Go to Italy and the support for the coach is even stronger. At AC Milan, for example, Stefano Pioli is free to speak on anything and everything involving the club. But he isn't forced to. There's Ricky Massara to talk transfers and scouting. Paolo Maldini to discuss players and refs. Even Ivan Gazidis, the chief exec, is available to comment on budgets and the owners. Again, Pioli isn't burdened by such things. Of course, behind the scenes, he has as much input as anyone, but there's no reason for a journalist to badger him on Franck Kessie's contract status when a rival already has quotes from Maldini and Massara on the same issue.

But at Chelsea. As it always has been. Tuchel is having to speak on it all. In his first experience of Christmas football. As we come up to his first anniversary in charge. There is the threat of it overwhelming the manager.
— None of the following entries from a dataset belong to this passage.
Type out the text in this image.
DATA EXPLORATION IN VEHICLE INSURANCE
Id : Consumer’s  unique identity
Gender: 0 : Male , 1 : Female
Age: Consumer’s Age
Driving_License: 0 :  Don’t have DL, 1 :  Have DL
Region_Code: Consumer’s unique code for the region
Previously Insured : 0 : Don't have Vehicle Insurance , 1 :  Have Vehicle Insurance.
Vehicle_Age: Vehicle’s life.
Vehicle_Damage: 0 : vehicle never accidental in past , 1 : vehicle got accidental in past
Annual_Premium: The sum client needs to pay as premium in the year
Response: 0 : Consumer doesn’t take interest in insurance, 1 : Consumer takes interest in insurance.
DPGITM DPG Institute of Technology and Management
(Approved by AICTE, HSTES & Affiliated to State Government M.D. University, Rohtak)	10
And it wouldn't be fair. Not on Tuchel. Not even on Chelsea. The club needs to give their manager every chance of succeeding. Especially in the hard times. Ease the spotlight. Share the burden. Take this comms lark off Tuchel's shoulders so he can focus on what he was hired to do.

The German has been good for Chelsea. His football. His personality. His character. It's all been a positive for the club. But those upstairs are doing the manager no favours by having him answer for them. Especially as this campaign threatens to derail.